Performers face an uphill battle to afford rent, travel, and food. Show producers have therefore become a lifeline for poorer artists hoping to attend at all. Underbelly Theatre, for example, saw over 5,000 applicants for their support at the festival.
On the audience’s side, many people have been put off from attending the event. Thanks to privatised rail, travel costs are extortionate. And finding accommodation in Edinburgh during festival season is a challenge, to say the least.
The result has been empty shows, empty wallets, and the crushing of many young artists’ dreams.
Artists are literally spending their life savings, only to be met with venues offering box office revenue splits that take advantage of performers and the desperate situation they find themselves in.
Who you know
From personal experience, I have found that these trends have become widespread in the arts and culture sector.
Like thousands of others, my theatre company poured hours into perfecting our show.

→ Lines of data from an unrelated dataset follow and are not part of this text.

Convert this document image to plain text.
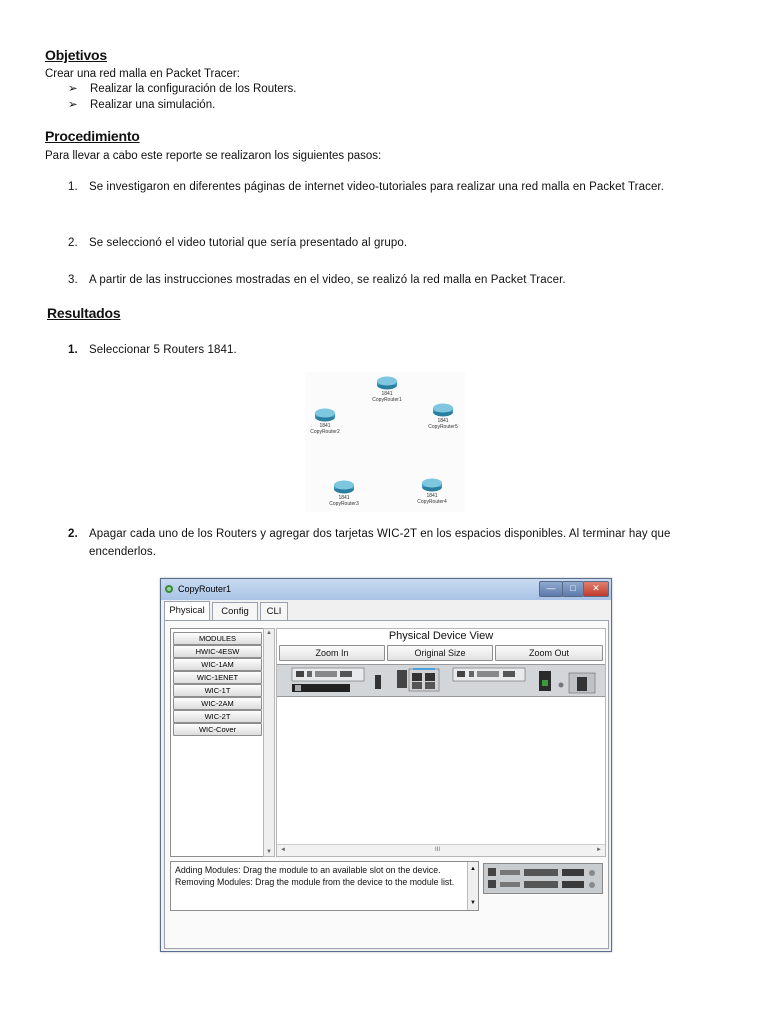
Objetivos
Crear una red malla en Packet Tracer:
➢ Realizar la configuración de los Routers.
➢ Realizar una simulación.
Procedimiento
Para llevar a cabo este reporte se realizaron los siguientes pasos:
1. Se investigaron en diferentes páginas de internet video-tutoriales para realizar una red malla en Packet Tracer.
2. Se seleccionó el video tutorial que sería presentado al grupo.
3. A partir de las instrucciones mostradas en el video, se realizó la red malla en Packet Tracer.
Resultados
1. Seleccionar 5 Routers 1841.
1841
CopyRouter1
1841
CopyRouter2
1841
CopyRouter5
1841
CopyRouter3
1841
CopyRouter4
2. Apagar cada uno de los Routers y agregar dos tarjetas WIC-2T en los espacios disponibles. Al terminar hay que encenderlos.
CopyRouter1	—	□	✕
Physical	Config	CLI
MODULES
HWIC-4ESW
WIC-1AM
WIC-1ENET
WIC-1T
WIC-2AM
WIC-2T
WIC-Cover
▲
▼
Physical Device View
Zoom In	Original Size	Zoom Out
◄	III	►
Adding Modules: Drag the module to an available slot on the device.
Removing Modules: Drag the module from the device to the module list.
▲
▼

We were also expected to put in additional work on publicity, in order to increase sales and break even. This left us drained before we could even begin. But it was preferable to big producers squeezing us for every penny.
Many artists are forced into the GoFundMe gimmick, with financial pressure weighing down on their minds. All of this is seen as a ‘necessary evil’ in order to find a backer.
In the past, there was the potential of being scouted at the Fringe, giving the festival paramount importance. But as one producer explained to the Financial Times: “Arts funding has taken a significant cut post-pandemic, so producers and programmers literally don’t have the money to go to Edinburgh to look at new work.”
The arts have clearly become an exclusive jaunt for the rich. It’s increasingly a question of who you know, or faking it until you make it.
Phoebe Waller-Bridge provides a prime example of this. Coming from a wealthy family, the screenwriter and actor had no trouble funding all her theatrical runs at the Fringe.
Today, many other aspiring performers are searching for their own ‘Fleabag’ success story. But the opportunities offered to Waller-Bridge and the like are reserved for a minority of a minority.
For those without wealth behind them, the message is clear: don’t quit your day job.
New peaks will rise
There is a deep crisis in culture under capitalism. Funding for arts has been subject to swinging cuts. The potential for creative expression amongst ordinary people is being criminally squandered from an early age.
Cultural institutions are first on the chopping block as capitalism lurches from crisis to crisis. Festivals like VAULT are closing down. Prices for venues to practise and perform in are soaring. Artists – exhausted and drained – are increasingly turning their backs on the industry and its exploitation.
Fringe festivals used to be seen as avenues for daring and radical art, giving the impression of a level playing field in the sector. But these illusions have turned to dust.
In a society where art is the monopoly of a few, genuinely radical art will struggle to blossom. In the words of Leon Trotsky, the decline of capitalist society calls forth “an ever more burning need for liberating art”.
The profit-driven system continues to rob us of the ability to genuinely engage with the arts. The barriers in the way of people both enjoying and contributing to culture are one and the same: time and money.
We must put the key levers of the arts and culture industry into the hands of the working class; expropriate the big theatre and production companies; and take the wealth of the bankers, billionaires, and profiteers, and use this to fund the needs of artists and the community.
Only by hastening capitalism’s denouement will we see the arts thrive to new heights. Under socialism, as Trotksy wrote:
“Man will become immeasurably stronger, wiser and subtler; his body will become more harmonised, his movements more rhythmic, his voice more musical. The forms of life will become dynamically dramatic. The average human type will rise to the heights of an Aristotle, a Goethe, or a Marx. And above this ridge new peaks will rise.”